Credit: PHOTO BY STU BORMAN
Schofield (left) and Woodcock at ACS Priestley symposium.

Asked what he thought about aging, Blatchley qua Priestley didn't recommend it. "I don't have as much energy as I did, and this interferes with my work," he said. He added that he just hoped he would live long enough to "prove unequivocally the existence of phlogiston."

At that point, a portly gentleman, also in 18th-century dress, arose in the back of the symposium room and addressed Priestley.

"I'm pleased you're still here," said Benjamin Franklin, as portrayed by impersonator Ralph Archbold. "But I'm a bit concerned about your mention of aging. I want you to know something. I'm approaching my 300th birthday, on Jan. 17, in the year 2006—which of course means you only have one year and a few months left to shop. I would hope you would stay around long enough to celebrate with me." Blatchley expressed relief to Archbold's Franklin "that the rumors of your death were greatly exaggerated."

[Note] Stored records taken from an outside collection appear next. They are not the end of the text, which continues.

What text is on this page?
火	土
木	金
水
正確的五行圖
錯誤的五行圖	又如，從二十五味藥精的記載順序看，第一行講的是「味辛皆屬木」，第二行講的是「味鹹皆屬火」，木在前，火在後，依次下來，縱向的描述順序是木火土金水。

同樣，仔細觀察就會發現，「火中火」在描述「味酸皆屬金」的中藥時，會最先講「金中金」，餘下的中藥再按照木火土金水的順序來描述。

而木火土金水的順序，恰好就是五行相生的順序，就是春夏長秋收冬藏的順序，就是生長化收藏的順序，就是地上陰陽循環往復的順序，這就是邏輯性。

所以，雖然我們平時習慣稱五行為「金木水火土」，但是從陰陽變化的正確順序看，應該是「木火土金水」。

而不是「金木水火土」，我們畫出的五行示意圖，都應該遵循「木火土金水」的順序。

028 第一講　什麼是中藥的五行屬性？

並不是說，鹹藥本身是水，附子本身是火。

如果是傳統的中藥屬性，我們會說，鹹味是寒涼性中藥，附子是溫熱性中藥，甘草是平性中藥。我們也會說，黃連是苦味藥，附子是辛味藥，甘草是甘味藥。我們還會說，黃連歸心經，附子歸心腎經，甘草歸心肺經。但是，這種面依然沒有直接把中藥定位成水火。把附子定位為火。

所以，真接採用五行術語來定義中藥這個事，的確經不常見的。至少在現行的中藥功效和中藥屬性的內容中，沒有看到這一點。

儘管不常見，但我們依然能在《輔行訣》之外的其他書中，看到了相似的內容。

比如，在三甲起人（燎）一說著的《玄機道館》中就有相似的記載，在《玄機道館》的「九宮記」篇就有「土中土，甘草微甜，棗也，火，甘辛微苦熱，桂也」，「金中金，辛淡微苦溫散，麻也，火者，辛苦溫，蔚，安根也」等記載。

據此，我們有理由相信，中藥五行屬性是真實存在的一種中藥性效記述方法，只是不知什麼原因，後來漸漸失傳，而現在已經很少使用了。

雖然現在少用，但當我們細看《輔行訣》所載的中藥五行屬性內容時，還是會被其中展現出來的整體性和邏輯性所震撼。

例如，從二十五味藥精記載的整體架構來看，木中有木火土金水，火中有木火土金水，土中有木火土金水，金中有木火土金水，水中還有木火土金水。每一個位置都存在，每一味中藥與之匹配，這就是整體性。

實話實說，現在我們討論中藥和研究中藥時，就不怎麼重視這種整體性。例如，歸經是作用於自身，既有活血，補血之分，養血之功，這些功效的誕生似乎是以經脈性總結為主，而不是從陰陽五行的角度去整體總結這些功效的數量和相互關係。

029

Unfortunately, the rumors of Priestley's death two centuries ago, in 1804, are all too true. However, he left a rich legacy of achievements for posterity. In a passage from one of Priestley's books that Davenport shared with symposium attendees, Priestley wrote, "The more we see of the wonderful structure of the world, and of the laws of nature, the more clearly do we comprehend their admirable uses, to make all the percipient creation happy: a sentiment which cannot but fill the heart with unbounded love, gratitude, and joy."